あの親が、婚約蹴っ飛ばして家飛び出したリオを許すはずないんだよな。」
「・・・婚約?・・・リオが?」
「ああ、領主の息子とな。・・・・・破談になったらしいから安心しろ。」
「は、はい。 話、続けて下さい。」
「で、少し気になったからレイハに調べてもらった訳だ。 レイハ、結果報告してやって。」
「・・・結論から言うと、何もありませんでした。異常なくらいに。
普通、何もなくても変な噂話の一つや二つ在る物です。例えば、ココ極星騎士団はハーレムだ・・とか。」
話が妙に説得が在り、現実的過ぎる。ライは否定できないところと レイハの視線が痛い。
実際在った 極星騎士団がハーレムだという噂、あえて何処でとは言わないが。
「結局、リオの村の情報は何も手に入りませんでした。いたって平和で平凡な村だという以外。
何者かの意志が働いていると考えても差し支えないかもしれません。」
その事について情報がないということもまた一つの「情報」
「まあ、何も無いなら無いでそれで良し、アレスも楽しんで来い。間、任務扱いにしておくから。」
「・・・任務、了解しました。」
そして、アルシアがズズイッと前に進み出て自分の胸の谷間を探りつつ
「一応念のため、これを渡しておくわ。霊薬(エリクサ−)よん。飲んでもチャンと瓶はとっておいてね。」
そう言って取出したのは4つの小瓶。
霊薬は、服用するだけで体力魔力を回復させ,あらゆる毒の解毒,傷の治癒を促進させる。

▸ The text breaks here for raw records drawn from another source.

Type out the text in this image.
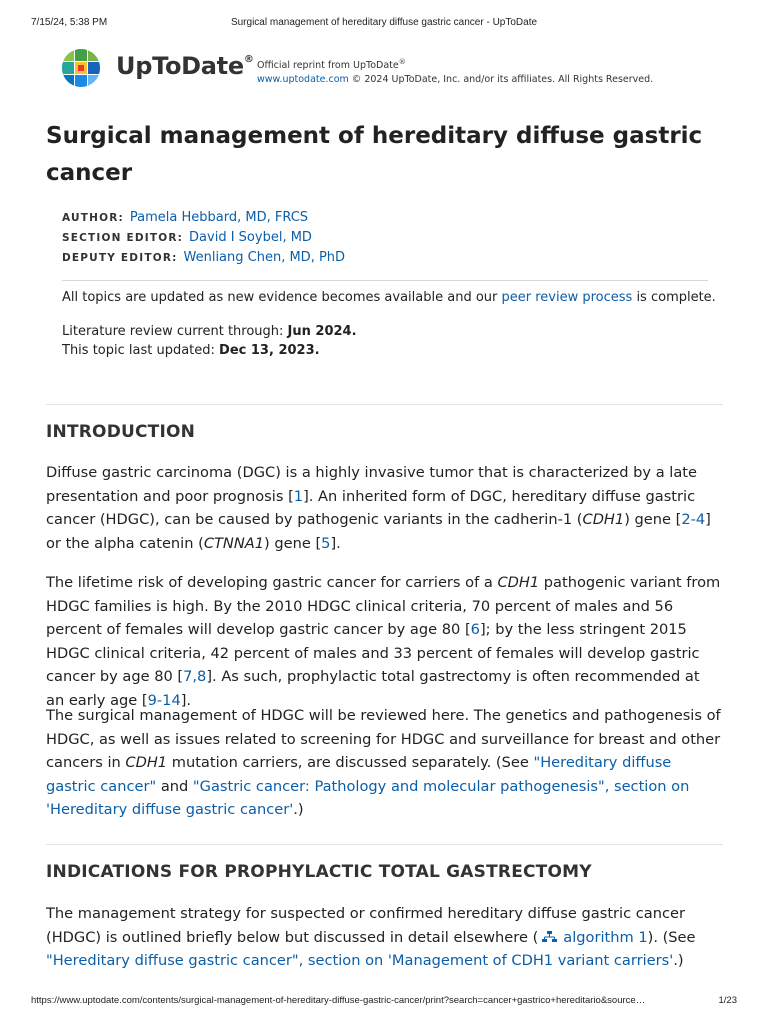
7/15/24, 5:38 PM	Surgical management of hereditary diffuse gastric cancer - UpToDate
UpToDate®
Official reprint from UpToDate®
www.uptodate.com © 2024 UpToDate, Inc. and/or its affiliates. All Rights Reserved.
Surgical management of hereditary diffuse gastric cancer
AUTHOR: Pamela Hebbard, MD, FRCS
SECTION EDITOR: David I Soybel, MD
DEPUTY EDITOR: Wenliang Chen, MD, PhD
All topics are updated as new evidence becomes available and our peer review process is complete.
Literature review current through: Jun 2024.
This topic last updated: Dec 13, 2023.
INTRODUCTION

Diffuse gastric carcinoma (DGC) is a highly invasive tumor that is characterized by a late presentation and poor prognosis [1]. An inherited form of DGC, hereditary diffuse gastric cancer (HDGC), can be caused by pathogenic variants in the cadherin-1 (CDH1) gene [2-4] or the alpha catenin (CTNNA1) gene [5].

The lifetime risk of developing gastric cancer for carriers of a CDH1 pathogenic variant from HDGC families is high. By the 2010 HDGC clinical criteria, 70 percent of males and 56 percent of females will develop gastric cancer by age 80 [6]; by the less stringent 2015 HDGC clinical criteria, 42 percent of males and 33 percent of females will develop gastric cancer by age 80 [7,8]. As such, prophylactic total gastrectomy is often recommended at an early age [9-14].

The surgical management of HDGC will be reviewed here. The genetics and pathogenesis of HDGC, as well as issues related to screening for HDGC and surveillance for breast and other cancers in CDH1 mutation carriers, are discussed separately. (See "Hereditary diffuse gastric cancer" and "Gastric cancer: Pathology and molecular pathogenesis", section on 'Hereditary diffuse gastric cancer'.)

INDICATIONS FOR PROPHYLACTIC TOTAL GASTRECTOMY

The management strategy for suspected or confirmed hereditary diffuse gastric cancer (HDGC) is outlined briefly below but discussed in detail elsewhere ( algorithm 1). (See "Hereditary diffuse gastric cancer", section on 'Management of CDH1 variant carriers'.)

https://www.uptodate.com/contents/surgical-management-of-hereditary-diffuse-gastric-cancer/print?search=cancer+gastrico+hereditario&source…	1/23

しかし、効力に見合うだけの貴重品でありめったに手に入らない代物。
その上、専用の小瓶でなければ直に変質してしまう。それなりに小瓶自体も高価。
「・・・!!? ちょっと待てアルシア。この前の実験、試作霊薬の効力を試すものじゃなかったか?
何で、こんなに直に完成するんだよっ!!!」
ちなみに、霊薬の精製には軽く2,3週ぐらいかかります。
「あらん、霊薬なんて最初っから造れるわ。この前のは霊薬の原料滓にドレだけの効果があるかって実験♪」
・・・・・・・・・(汗)
「・・・で、私は何故呼ばれたのだ(怒)?」
眠いのか機嫌が悪いルー
「意見聞こうかと思って。・・・結局、必要なかったかな?」
「・・・ライ、御主、後で覚えておれよ。」
・・・・・・・・・・・
そして出発前、アレスはライに呼び止められた。
「今回お前達の旅はきっと大変なモノになる。何があっても、無くてもな。もう俺がしてやれるのは忠告だけだ。

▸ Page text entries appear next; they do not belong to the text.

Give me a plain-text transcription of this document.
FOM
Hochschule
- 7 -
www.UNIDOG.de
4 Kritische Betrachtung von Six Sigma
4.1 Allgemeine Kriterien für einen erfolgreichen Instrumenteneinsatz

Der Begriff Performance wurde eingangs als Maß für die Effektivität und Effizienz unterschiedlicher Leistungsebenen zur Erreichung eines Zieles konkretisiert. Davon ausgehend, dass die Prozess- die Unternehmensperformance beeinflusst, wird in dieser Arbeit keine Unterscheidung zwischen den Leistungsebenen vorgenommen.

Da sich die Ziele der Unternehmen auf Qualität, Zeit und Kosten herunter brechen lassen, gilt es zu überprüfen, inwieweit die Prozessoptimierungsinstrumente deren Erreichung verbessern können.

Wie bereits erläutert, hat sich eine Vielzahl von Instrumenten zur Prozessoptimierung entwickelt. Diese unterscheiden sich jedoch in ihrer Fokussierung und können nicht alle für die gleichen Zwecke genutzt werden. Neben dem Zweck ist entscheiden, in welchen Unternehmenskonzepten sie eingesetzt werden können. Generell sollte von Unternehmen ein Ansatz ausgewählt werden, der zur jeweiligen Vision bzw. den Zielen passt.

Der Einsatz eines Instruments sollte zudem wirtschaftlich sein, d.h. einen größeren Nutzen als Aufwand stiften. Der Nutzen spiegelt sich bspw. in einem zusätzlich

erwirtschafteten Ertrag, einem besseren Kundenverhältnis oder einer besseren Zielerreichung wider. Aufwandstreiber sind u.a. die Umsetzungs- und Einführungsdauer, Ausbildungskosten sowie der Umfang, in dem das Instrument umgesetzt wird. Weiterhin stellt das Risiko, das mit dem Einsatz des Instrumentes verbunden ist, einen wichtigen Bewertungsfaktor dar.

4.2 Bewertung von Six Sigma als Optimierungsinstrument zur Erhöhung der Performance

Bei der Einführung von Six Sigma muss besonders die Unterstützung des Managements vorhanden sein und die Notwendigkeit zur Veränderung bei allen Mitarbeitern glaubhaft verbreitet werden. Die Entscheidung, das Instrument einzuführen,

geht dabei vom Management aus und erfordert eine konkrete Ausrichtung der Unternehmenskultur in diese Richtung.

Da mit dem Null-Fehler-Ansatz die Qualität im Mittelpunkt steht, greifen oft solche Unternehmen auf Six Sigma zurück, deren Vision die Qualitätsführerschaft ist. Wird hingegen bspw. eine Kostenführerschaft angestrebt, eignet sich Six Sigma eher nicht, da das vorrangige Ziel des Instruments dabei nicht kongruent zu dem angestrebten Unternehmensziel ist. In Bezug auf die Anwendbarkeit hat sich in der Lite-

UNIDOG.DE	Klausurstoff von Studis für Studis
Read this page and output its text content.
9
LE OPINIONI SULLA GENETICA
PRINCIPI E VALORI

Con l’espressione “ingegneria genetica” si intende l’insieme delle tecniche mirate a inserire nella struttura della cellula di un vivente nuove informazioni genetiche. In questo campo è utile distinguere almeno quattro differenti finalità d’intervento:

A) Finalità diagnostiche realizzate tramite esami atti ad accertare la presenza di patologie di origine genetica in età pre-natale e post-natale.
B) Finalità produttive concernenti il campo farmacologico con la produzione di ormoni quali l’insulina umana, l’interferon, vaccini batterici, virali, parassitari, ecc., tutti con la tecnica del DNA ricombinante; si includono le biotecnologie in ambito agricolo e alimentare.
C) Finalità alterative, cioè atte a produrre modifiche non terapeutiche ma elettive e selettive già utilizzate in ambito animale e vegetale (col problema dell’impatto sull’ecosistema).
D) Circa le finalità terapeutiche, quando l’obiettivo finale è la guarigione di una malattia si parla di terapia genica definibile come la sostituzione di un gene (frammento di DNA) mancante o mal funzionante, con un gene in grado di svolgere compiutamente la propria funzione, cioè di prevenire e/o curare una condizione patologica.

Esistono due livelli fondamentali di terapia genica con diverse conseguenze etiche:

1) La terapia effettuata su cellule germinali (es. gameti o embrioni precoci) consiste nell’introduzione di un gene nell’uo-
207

自分が信じられない時は、自分を信じてくれる人を信じろ。
自分が信じるモノの為に戦え。例えその時、嫌われる事になっても。
どんな絶望的な状況でも諦めずに行動し続けろ。必ず活路は開ける。
後、何があっても護り抜いて生残る覚悟をしろ。死ねば愛する人が哀しむと知れ。
・・・と俺がいっても説得力ないなぁ。」
それを決めるのは言った本人ではなく聞き手。